Review - The Fifth Letter by Nicola Moriarty

The Fifth Letter by Nicola Moriarty
Publisher: Michael Joseph
Release date: February 2017
Rating: ****
Back cover blurb: Joni, Trina, Deb and Eden. Best friends since the first day of school. Best friends, they liked to say, forever. But now they are in their thirties and real life - husbands, children, work - has got in the way. So, resurrecting their annual trip away, Joni has an idea, something to help them reconnect. Each woman will write an anonymous letter, sharing with their friends the things that are really going on in their lives. But as the confessions come tumbling out, Joni starts to feel the certainty of their decades-long friendships slip from her fingers. Anger. Accusations. Desires. Deceit. And then she finds another letter. One that was never supposed to be read. A fifth letter. Containing a secret so big that its writer had tried to destroy it. And now Joni is starting to wonder, did she ever really know her friends at all? 

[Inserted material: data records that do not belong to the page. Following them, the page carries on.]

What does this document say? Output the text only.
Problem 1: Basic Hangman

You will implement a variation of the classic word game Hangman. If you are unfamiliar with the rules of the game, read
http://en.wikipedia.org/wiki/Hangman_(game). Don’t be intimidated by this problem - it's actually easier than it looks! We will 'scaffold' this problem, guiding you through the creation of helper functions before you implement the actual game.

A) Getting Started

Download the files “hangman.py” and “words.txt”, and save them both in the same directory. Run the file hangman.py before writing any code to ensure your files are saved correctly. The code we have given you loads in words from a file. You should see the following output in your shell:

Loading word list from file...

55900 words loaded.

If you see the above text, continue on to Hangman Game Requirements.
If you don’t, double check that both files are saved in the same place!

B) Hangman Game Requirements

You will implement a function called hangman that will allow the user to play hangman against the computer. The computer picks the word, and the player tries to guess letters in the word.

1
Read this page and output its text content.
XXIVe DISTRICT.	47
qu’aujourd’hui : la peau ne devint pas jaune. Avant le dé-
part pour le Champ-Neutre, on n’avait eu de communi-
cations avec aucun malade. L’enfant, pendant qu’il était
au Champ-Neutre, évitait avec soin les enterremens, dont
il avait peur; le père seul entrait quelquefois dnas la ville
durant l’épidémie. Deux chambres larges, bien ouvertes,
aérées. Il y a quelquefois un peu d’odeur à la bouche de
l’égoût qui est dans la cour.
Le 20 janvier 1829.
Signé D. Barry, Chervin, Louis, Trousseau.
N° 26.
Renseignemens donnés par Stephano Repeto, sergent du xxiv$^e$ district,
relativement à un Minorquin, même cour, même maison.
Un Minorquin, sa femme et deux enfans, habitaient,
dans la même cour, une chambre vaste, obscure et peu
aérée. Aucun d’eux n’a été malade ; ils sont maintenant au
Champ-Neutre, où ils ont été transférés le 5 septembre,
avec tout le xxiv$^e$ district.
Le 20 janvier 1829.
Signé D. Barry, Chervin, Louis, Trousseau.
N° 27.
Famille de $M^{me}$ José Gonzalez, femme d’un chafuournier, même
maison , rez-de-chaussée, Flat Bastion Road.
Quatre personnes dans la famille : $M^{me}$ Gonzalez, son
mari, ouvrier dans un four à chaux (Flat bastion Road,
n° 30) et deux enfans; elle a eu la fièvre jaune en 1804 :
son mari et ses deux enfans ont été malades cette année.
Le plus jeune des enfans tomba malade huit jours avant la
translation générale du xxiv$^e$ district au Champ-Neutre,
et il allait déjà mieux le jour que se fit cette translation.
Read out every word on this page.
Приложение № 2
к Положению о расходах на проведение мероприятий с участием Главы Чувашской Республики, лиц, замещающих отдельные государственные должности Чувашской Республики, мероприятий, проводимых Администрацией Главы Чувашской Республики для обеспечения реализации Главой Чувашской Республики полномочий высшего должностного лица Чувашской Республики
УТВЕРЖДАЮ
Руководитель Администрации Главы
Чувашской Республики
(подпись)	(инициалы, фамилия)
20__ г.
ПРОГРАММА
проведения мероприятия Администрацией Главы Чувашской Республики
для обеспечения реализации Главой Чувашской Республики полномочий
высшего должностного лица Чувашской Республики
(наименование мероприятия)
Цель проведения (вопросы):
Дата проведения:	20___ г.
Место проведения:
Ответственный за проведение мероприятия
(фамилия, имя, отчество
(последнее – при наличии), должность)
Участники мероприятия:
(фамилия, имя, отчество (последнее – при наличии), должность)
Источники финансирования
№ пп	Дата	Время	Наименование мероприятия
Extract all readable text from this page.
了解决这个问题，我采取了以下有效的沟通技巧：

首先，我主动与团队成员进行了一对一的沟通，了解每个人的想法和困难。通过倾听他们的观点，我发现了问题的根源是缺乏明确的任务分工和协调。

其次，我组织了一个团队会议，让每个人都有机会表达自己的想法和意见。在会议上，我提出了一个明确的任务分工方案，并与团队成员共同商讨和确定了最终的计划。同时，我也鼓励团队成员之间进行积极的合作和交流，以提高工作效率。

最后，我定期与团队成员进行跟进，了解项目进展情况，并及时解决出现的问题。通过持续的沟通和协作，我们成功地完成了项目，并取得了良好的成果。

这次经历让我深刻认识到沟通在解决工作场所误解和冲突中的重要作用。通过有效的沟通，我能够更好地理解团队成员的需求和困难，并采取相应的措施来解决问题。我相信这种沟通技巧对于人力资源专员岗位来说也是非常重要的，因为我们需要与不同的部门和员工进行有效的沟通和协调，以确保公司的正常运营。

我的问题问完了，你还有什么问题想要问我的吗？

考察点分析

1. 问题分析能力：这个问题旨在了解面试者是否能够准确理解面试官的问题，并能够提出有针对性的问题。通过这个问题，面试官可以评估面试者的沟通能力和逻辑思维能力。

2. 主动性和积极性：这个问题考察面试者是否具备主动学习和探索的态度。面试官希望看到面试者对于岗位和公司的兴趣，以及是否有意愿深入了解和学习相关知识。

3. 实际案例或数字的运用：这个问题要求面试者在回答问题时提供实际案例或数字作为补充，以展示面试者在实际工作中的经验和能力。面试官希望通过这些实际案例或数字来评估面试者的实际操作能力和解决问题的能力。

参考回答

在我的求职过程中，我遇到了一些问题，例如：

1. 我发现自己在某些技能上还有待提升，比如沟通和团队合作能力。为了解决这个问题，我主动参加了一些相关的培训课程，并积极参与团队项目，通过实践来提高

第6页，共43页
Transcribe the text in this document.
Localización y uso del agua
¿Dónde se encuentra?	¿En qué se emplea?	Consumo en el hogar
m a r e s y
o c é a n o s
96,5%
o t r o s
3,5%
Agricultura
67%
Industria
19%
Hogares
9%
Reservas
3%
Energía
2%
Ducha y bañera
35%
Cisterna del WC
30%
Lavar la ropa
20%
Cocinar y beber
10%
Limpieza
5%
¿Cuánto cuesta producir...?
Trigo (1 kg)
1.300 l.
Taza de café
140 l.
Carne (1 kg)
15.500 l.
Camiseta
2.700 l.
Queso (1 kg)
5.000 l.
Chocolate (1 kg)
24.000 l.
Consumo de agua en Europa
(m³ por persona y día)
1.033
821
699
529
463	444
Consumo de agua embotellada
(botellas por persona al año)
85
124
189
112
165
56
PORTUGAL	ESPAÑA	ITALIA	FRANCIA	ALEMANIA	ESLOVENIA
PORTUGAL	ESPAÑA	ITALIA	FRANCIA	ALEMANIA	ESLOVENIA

The Fifth Letter is the first Nicola Moriarty novel that I have read, I understand in fact that it is her debut, and a mighty fine debut it is.

The Fifth Letter follows a group of four women, who've been friends since School. They holiday annually together and have remained great friends through great change; university/college, marriages, miscarriage, infertility etc.

It is whilst on one of these annual trips that the group of friends decide to write the others an anonymous letter. There will be four letters, one from each of the individuals to the others in the group.

A confession to something that no one else knows, despite their closeness. Something that they have hidden from the others for years.

What starts of as a bit of a drunken joke, quickly becomes serious, and one of the four gets up in the middle of the night to destroy her original letter and write another. With good reason. Her original letter is vicious, poisonous even, towards another in the group.

Realising her mistake, she vows to get rid of the first letter that she has written. But when you are with a group of friends so close, is it really possible to hide your darkest secrets from them?

For a good while I was certain that I knew who had written the Fifth letter (turns out I was eventually right) but the author kept me guessing with a good few twists and turns before revealing it's author.

The Fifth Letter is available via Amazon online and all good book shops.

Thank You to the publishers who approved my request via netgalley in exchange for an honest review.